PROS, CONS OF SELLING NON-REFUNDABLE TICKETS ON `HIDDEN' MARKET

Published: Sunday, Sept. 16 1990 12:00 a.m. MDT

Bargain air fares may be nonrefundable these days - but that doesn't necessarily mean you'll lose money if you can't use the ticket. Stephen Bladen Douglas of Bowie, Md., purchased two such tickets last month for a trip to San Diego to visit relatives. But just before he was to depart, the friend who was to go along got a contract for the sale of her house, and the pair had to cancel the trip. They might have been stuck with the two round-trip tickets - and at $298 each, it would have been a considerable loss. Instead, they placed a classified ad in the newspaper and managed to sell the tickets for their asking price.

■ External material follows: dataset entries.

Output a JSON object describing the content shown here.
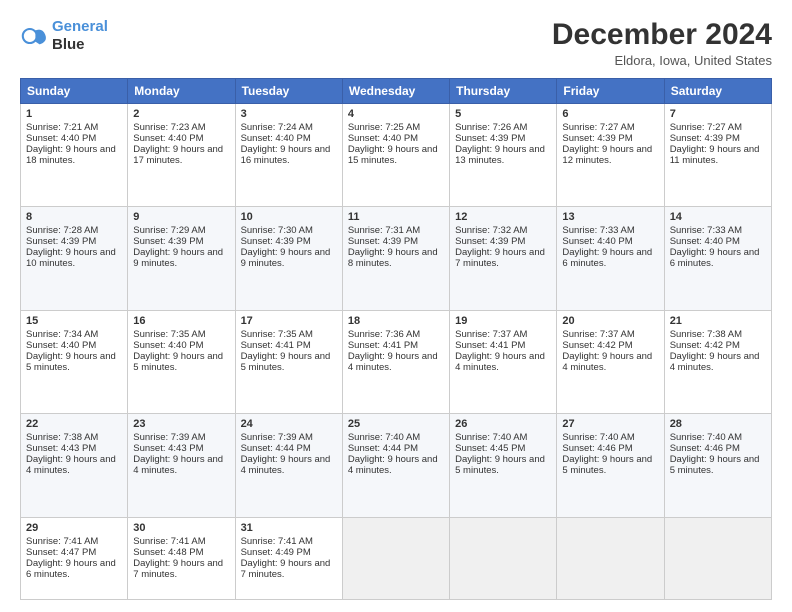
{
  "header": {
    "logo_line1": "General",
    "logo_line2": "Blue",
    "month": "December 2024",
    "location": "Eldora, Iowa, United States"
  },
  "days_of_week": [
    "Sunday",
    "Monday",
    "Tuesday",
    "Wednesday",
    "Thursday",
    "Friday",
    "Saturday"
  ],
  "weeks": [
    [
      {
        "day": "1",
        "sunrise": "7:21 AM",
        "sunset": "4:40 PM",
        "daylight": "9 hours and 18 minutes."
      },
      {
        "day": "2",
        "sunrise": "7:23 AM",
        "sunset": "4:40 PM",
        "daylight": "9 hours and 17 minutes."
      },
      {
        "day": "3",
        "sunrise": "7:24 AM",
        "sunset": "4:40 PM",
        "daylight": "9 hours and 16 minutes."
      },
      {
        "day": "4",
        "sunrise": "7:25 AM",
        "sunset": "4:40 PM",
        "daylight": "9 hours and 15 minutes."
      },
      {
        "day": "5",
        "sunrise": "7:26 AM",
        "sunset": "4:39 PM",
        "daylight": "9 hours and 13 minutes."
      },
      {
        "day": "6",
        "sunrise": "7:27 AM",
        "sunset": "4:39 PM",
        "daylight": "9 hours and 12 minutes."
      },
      {
        "day": "7",
        "sunrise": "7:27 AM",
        "sunset": "4:39 PM",
        "daylight": "9 hours and 11 minutes."
      }
    ],
    [
      {
        "day": "8",
        "sunrise": "7:28 AM",
        "sunset": "4:39 PM",
        "daylight": "9 hours and 10 minutes."
      },
      {
        "day": "9",
        "sunrise": "7:29 AM",
        "sunset": "4:39 PM",
        "daylight": "9 hours and 9 minutes."
      },
      {
        "day": "10",
        "sunrise": "7:30 AM",
        "sunset": "4:39 PM",
        "daylight": "9 hours and 9 minutes."
      },
      {
        "day": "11",
        "sunrise": "7:31 AM",
        "sunset": "4:39 PM",
        "daylight": "9 hours and 8 minutes."
      },
      {
        "day": "12",
        "sunrise": "7:32 AM",
        "sunset": "4:39 PM",
        "daylight": "9 hours and 7 minutes."
      },
      {
        "day": "13",
        "sunrise": "7:33 AM",
        "sunset": "4:40 PM",
        "daylight": "9 hours and 6 minutes."
      },
      {
        "day": "14",
        "sunrise": "7:33 AM",
        "sunset": "4:40 PM",
        "daylight": "9 hours and 6 minutes."
      }
    ],
    [
      {
        "day": "15",
        "sunrise": "7:34 AM",
        "sunset": "4:40 PM",
        "daylight": "9 hours and 5 minutes."
      },
      {
        "day": "16",
        "sunrise": "7:35 AM",
        "sunset": "4:40 PM",
        "daylight": "9 hours and 5 minutes."
      },
      {
        "day": "17",
        "sunrise": "7:35 AM",
        "sunset": "4:41 PM",
        "daylight": "9 hours and 5 minutes."
      },
      {
        "day": "18",
        "sunrise": "7:36 AM",
        "sunset": "4:41 PM",
        "daylight": "9 hours and 4 minutes."
      },
      {
        "day": "19",
        "sunrise": "7:37 AM",
        "sunset": "4:41 PM",
        "daylight": "9 hours and 4 minutes."
      },
      {
        "day": "20",
        "sunrise": "7:37 AM",
        "sunset": "4:42 PM",
        "daylight": "9 hours and 4 minutes."
      },
      {
        "day": "21",
        "sunrise": "7:38 AM",
        "sunset": "4:42 PM",
        "daylight": "9 hours and 4 minutes."
      }
    ],
    [
      {
        "day": "22",
        "sunrise": "7:38 AM",
        "sunset": "4:43 PM",
        "daylight": "9 hours and 4 minutes."
      },
      {
        "day": "23",
        "sunrise": "7:39 AM",
        "sunset": "4:43 PM",
        "daylight": "9 hours and 4 minutes."
      },
      {
        "day": "24",
        "sunrise": "7:39 AM",
        "sunset": "4:44 PM",
        "daylight": "9 hours and 4 minutes."
      },
      {
        "day": "25",
        "sunrise": "7:40 AM",
        "sunset": "4:44 PM",
        "daylight": "9 hours and 4 minutes."
      },
      {
        "day": "26",
        "sunrise": "7:40 AM",
        "sunset": "4:45 PM",
        "daylight": "9 hours and 5 minutes."
      },
      {
        "day": "27",
        "sunrise": "7:40 AM",
        "sunset": "4:46 PM",
        "daylight": "9 hours and 5 minutes."
      },
      {
        "day": "28",
        "sunrise": "7:40 AM",
        "sunset": "4:46 PM",
        "daylight": "9 hours and 5 minutes."
      }
    ],
    [
      {
        "day": "29",
        "sunrise": "7:41 AM",
        "sunset": "4:47 PM",
        "daylight": "9 hours and 6 minutes."
      },
      {
        "day": "30",
        "sunrise": "7:41 AM",
        "sunset": "4:48 PM",
        "daylight": "9 hours and 7 minutes."
      },
      {
        "day": "31",
        "sunrise": "7:41 AM",
        "sunset": "4:49 PM",
        "daylight": "9 hours and 7 minutes."
      },
      null,
      null,
      null,
      null
    ]
  ],
  "labels": {
    "sunrise": "Sunrise: ",
    "sunset": "Sunset: ",
    "daylight": "Daylight: "
  }
}
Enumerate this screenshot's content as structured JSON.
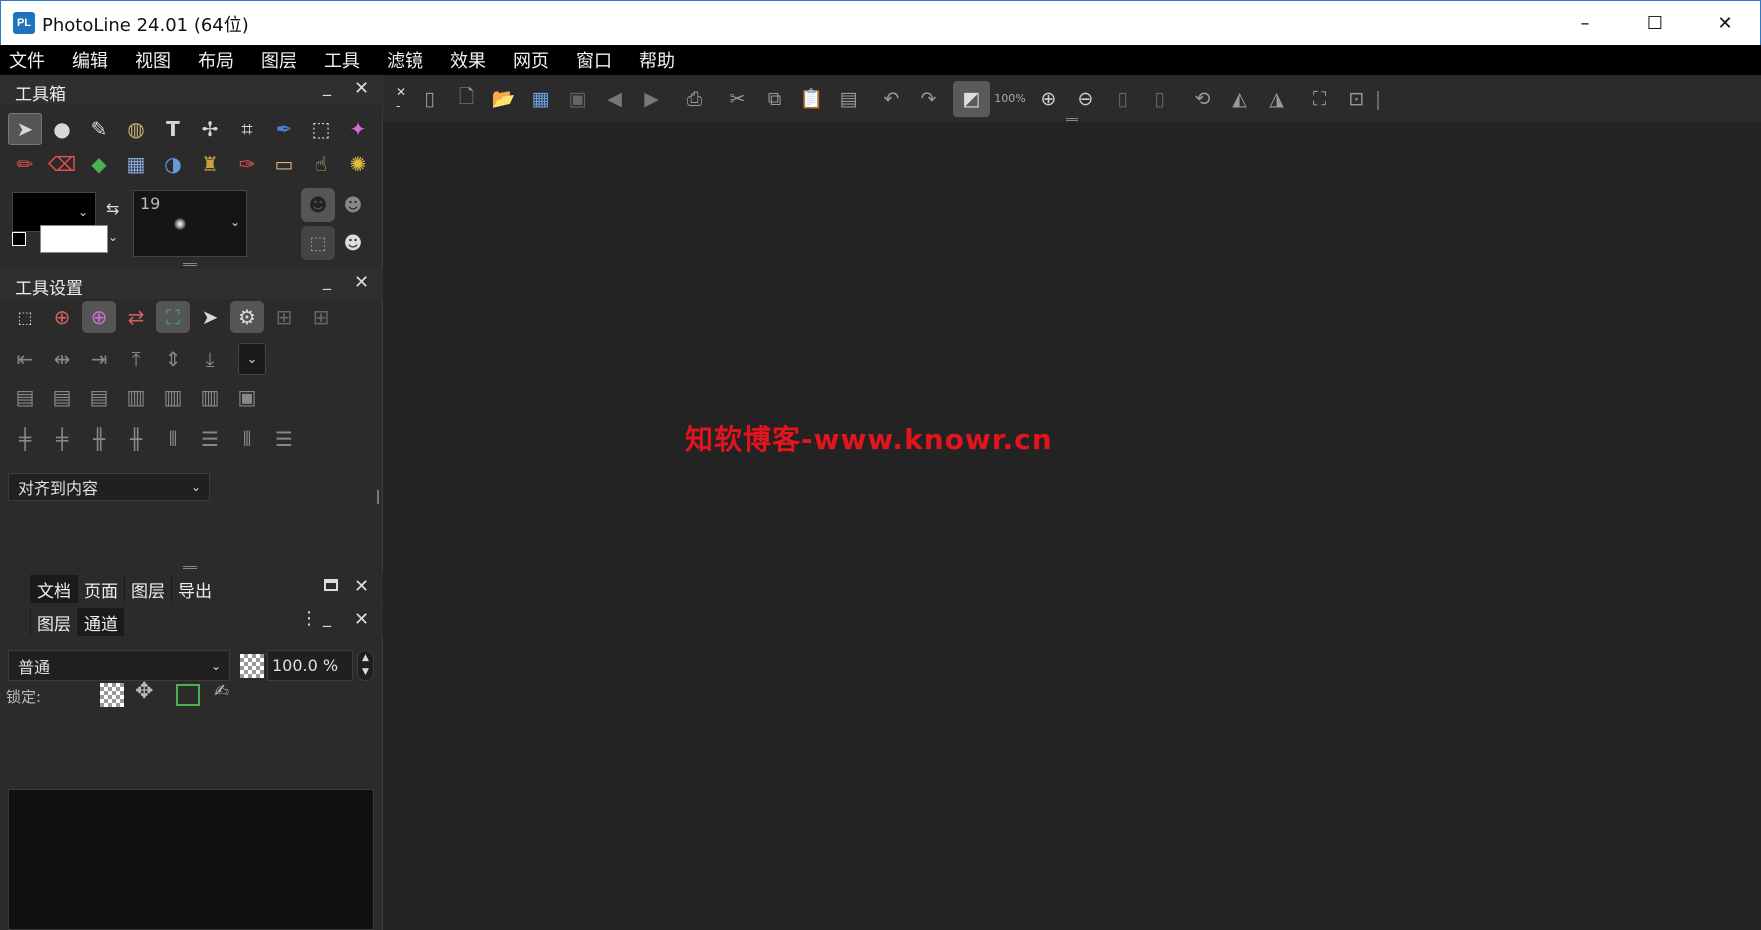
{
  "window": {
    "title": "PhotoLine 24.01 (64位)",
    "logo": "PL",
    "minimize": "–",
    "maximize": "☐",
    "close": "✕"
  },
  "menu": [
    "文件",
    "编辑",
    "视图",
    "布局",
    "图层",
    "工具",
    "滤镜",
    "效果",
    "网页",
    "窗口",
    "帮助"
  ],
  "toolbox": {
    "title": "工具箱",
    "brush_size": "19",
    "row1": [
      "arrow-pointer-icon",
      "circle-tool-icon",
      "brush-preset-icon",
      "sphere-icon",
      "text-tool-icon",
      "vector-path-icon",
      "crop-icon",
      "pen-icon",
      "rect-select-icon",
      "magic-wand-icon"
    ],
    "row1_glyphs": [
      "➤",
      "●",
      "✎",
      "◍",
      "T",
      "✢",
      "⌗",
      "✒",
      "⬚",
      "✦"
    ],
    "row2": [
      "paintbrush-icon",
      "eraser-icon",
      "fill-bucket-icon",
      "gradient-icon",
      "smudge-icon",
      "stamp-icon",
      "clone-brush-icon",
      "bandage-icon",
      "finger-icon",
      "dodge-icon"
    ],
    "row2_glyphs": [
      "✏",
      "⌫",
      "◆",
      "▦",
      "◑",
      "♜",
      "✑",
      "▭",
      "☝",
      "✺"
    ]
  },
  "tool_settings": {
    "title": "工具设置",
    "align_option": "对齐到内容"
  },
  "doc_tabs": [
    "文档",
    "页面",
    "图层",
    "导出"
  ],
  "layer_tabs": [
    "图层",
    "通道"
  ],
  "layers": {
    "blend_mode": "普通",
    "opacity": "100.0 %",
    "lock_label": "锁定:"
  },
  "toolbar": {
    "zoom": "100%"
  },
  "watermark": "知软博客-www.knowr.cn"
}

This "hidden market" in nonrefundable air tickets, as a spokesman for one U.S. airline has dubbed this use of classifieds, appears to be flourishing across the country. It is a phenomenon created by U.S. airline fare policies, and has appeal for both buyers and sellers: Travelers who can't use the nonrefundable tickets are delighted to be able to sell them rather than lose money, and buyers often can find bargains in the last-minute sales. A recent ad offered a round-trip ticket from Washington to San Diego over Labor Day weekend for only $250. Many nonrefundable tickets are sold among friends and business associates. But others are listed in the classified ads of community and college newspapers. Locally, The Washington Post and the City Paper regularly carry such ads, as do such other metropolitan newspapers as the Baltimore Sun, Philadelphia Inquirer and the Chicago Tribune. Some offers are for round-trip tickets; others are for one-way tickets only (practical for a college student heading back to school, for example).A recent Sunday Post classified section had about 60 individual ads, offering tickets to such diverse destinations in the United States as Boston, Boise, San Francisco, Los Angeles, Denver, Kansas City and Aspen. (The market in nonrefundable tickets is limited almost exclusively to U.S. destinations.) Not surprisingly, the airlines are unhappy about the hidden market - and do what they can to thwart it - usually by confiscating tickets they discover have been sold in this manner. The airlines assert that their tickets are not transferable, and thus selling a nonrefundable ticket is a breach of the contract under which it was originally purchased.

"We know this happens," says Neil Monroe, a spokesman for Delta Air Lines, one of four major airlines contacted whose policy it is to confiscate tickets.

"We do not approve of it," says Tim Smith of American Airlines. "If we find out about it, we'll revoke the ticket."